They'll sing, they'll dance, they'll wear funny clothes -- they'll do anything to entice a child to read.
They are Library Theater, a nonprofit educational production company whose main purpose is to bring books to life, to make them so entrancing that children will beg for more. All over the Washington area, they are presenting "Books Alive," an original musical. And they are very successful, for after most shows the wide-eyed tots leave with armfuls of books.
Library Theater was developed 15 years ago by executive director Cherry Adler. The idea for "Books Alive" came to her when her children were young. "The programs that were in the schools at that time didn't seem in any way to be related to their curriculum," she says. "My theory was that if we could take that love of getting out of class and enhance that with something that they became so excited about, it would literally motivate them to do something. Reading is one of the basics, and I felt it was important for them to get their appetites whetted."
Adler drew from her background in television and advertising to create the program. "I knew that if you could make a product exciting enough and appealing enough for kids, they are going to eat it or buy it," she says. "Books Alive" tries to heighten a desire to read by stimulating the child's desire to recapture the excitement of the performance. "Disney puts out a book that coincides with their movie, and the kids buy it. It sells. Why would kids buy a Disney book on Pinocchio? It's because they want to see what they just saw and enjoy it all over again."
The 55-minute performance tells four stories, using dance, drama, comedy and music to draw the children in. And it is more than just the show. Classroom guides with reading suggestions and vocabulary lists are sent to teachers weeks before a performance, and afterward the children engage in discussions and writing evaluations. "An isolated program is not very valuable," says Adler. "The chances for success are so momentary. At the conclusion of the show, we ask the children to give a recall experience, to write and send pictures to us."

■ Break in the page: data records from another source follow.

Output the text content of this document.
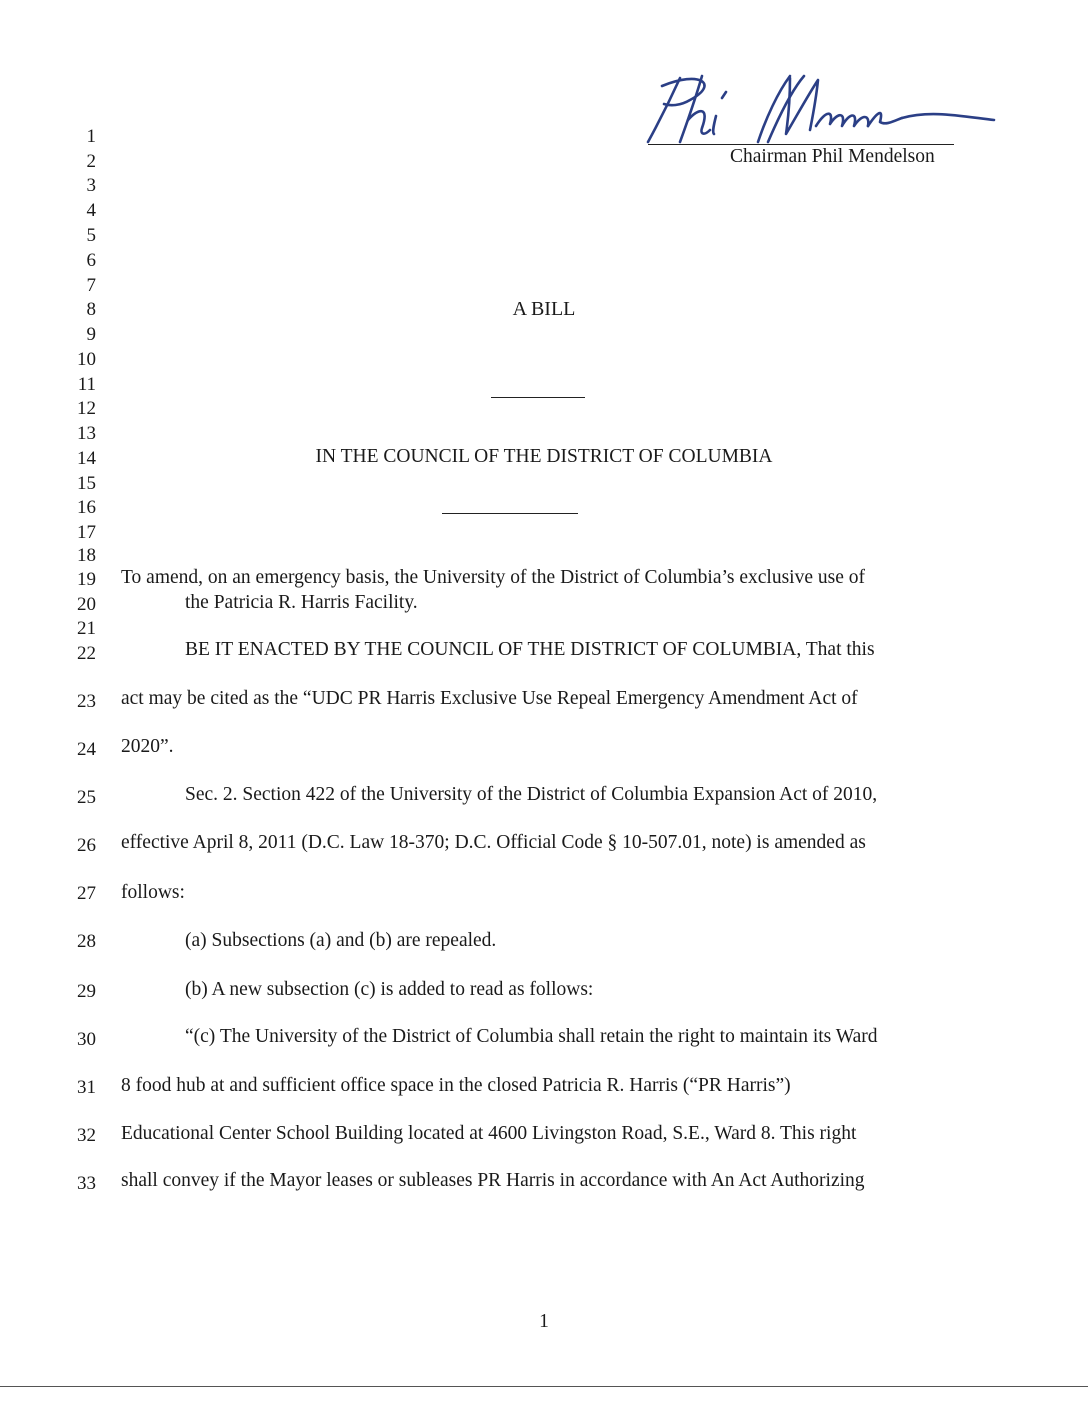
Chairman Phil Mendelson
1
2
3
4
5
6
7
8
9
10
11
12
13
14
15
16
17
18
19
20
21
22
23
24
25
26
27
28
29
30
31
32
33
A BILL
IN THE COUNCIL OF THE DISTRICT OF COLUMBIA
To amend, on an emergency basis, the University of the District of Columbia’s exclusive use of
the Patricia R. Harris Facility.
BE IT ENACTED BY THE COUNCIL OF THE DISTRICT OF COLUMBIA, That this
act may be cited as the “UDC PR Harris Exclusive Use Repeal Emergency Amendment Act of
2020”.
Sec. 2. Section 422 of the University of the District of Columbia Expansion Act of 2010,
effective April 8, 2011 (D.C. Law 18-370; D.C. Official Code § 10-507.01, note) is amended as
follows:
(a) Subsections (a) and (b) are repealed.
(b) A new subsection (c) is added to read as follows:
“(c) The University of the District of Columbia shall retain the right to maintain its Ward
8 food hub at and sufficient office space in the closed Patricia R. Harris (“PR Harris”)
Educational Center School Building located at 4600 Livingston Road, S.E., Ward 8. This right
shall convey if the Mayor leases or subleases PR Harris in accordance with An Act Authorizing
1
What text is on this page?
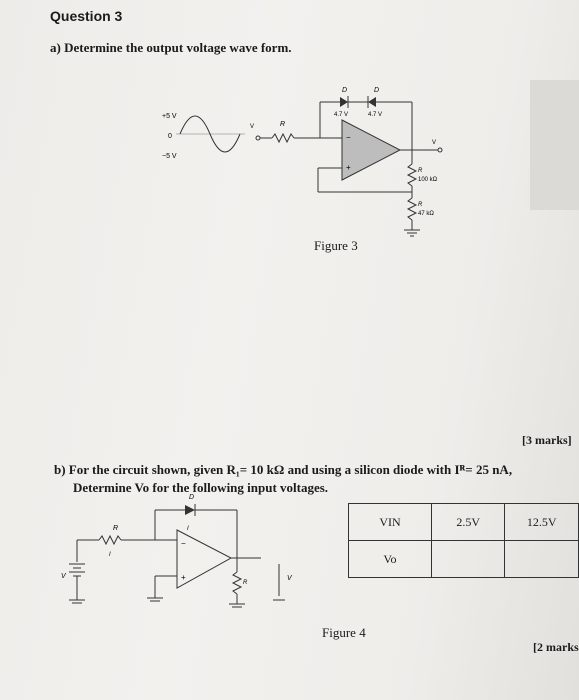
Question 3
a) Determine the output voltage wave form.
+5 V
0
−5 V
V	R
D	D
4.7 V	4.7 V
−
+
V
R
100 kΩ
R
47 kΩ
Figure 3
[3 marks]
b) For the circuit shown, given R₁= 10 kΩ and using a silicon diode with Iᴿ= 25 nA,
Determine Vo for the following input voltages.
D
I
R
I
V
−
+
R
V
VIN	2.5V	12.5V
Vo		
Figure 4
[2 marks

Library Theater has also begun a newspaper, sponsored by the Mid-Atlantic Coca-Cola Bottling Co. and the Journal Newspapers, for children to take home. Filled with stories, illustrations, puzzles and games, it helps children to share the experience with their parents and reinforces the link between the live show and the written word. And during the summer the Library Theater, in conjunction with the Children's Services Division of D.C. Public Library, presents "Summer Storybuilders" in local libraries. Using the same theater format, this program concentrates on getting youngsters to use their local libraries.
Library Theater is funded in part by government grants, foundations and corporations such as C&P Telephone, whose vice president, Delano Lewis, is also president of Library Theater. Library Theater charges $265 a show, which is paid for by the school or a business sponsor. These charges account for more than half of its income..
"Books Alive" is a professional act from conception to showtime. Michael Young, who previously worked as director/choreographer for Harlequin Dinner Theatre, is now director, and this year Steven Hayes is writer and Teddy Klaus composer. "We work very closely with the writers," says Adler. "We just don't hand it out. We have an idea." A new show is written each year, and it takes a year to put it together. "We really don't spare anything," she says. "I think when you see our production, you see the equivalent of a mini-Broadway show."
Although Washington is known to be a generally appreciative audience, Adler insists that "with kids . . . if they don't like it, believe me, they do not react like an adult audience. They absolutely have no inhibitions whatsoever, absolutely none. If they don't like it, they'll either walk out, they'll hit their neighbor or they'll just lie down and go to sleep."
Library Theater doesn't get that reaction. "I haven't seen an audience in three years that does not totally respond," says Adler.
"Books Alive" has been showcased at the Kennedy Center, Wolf Trap and the Smithsonian. Since its inception, more than a million people have enjoyed the show.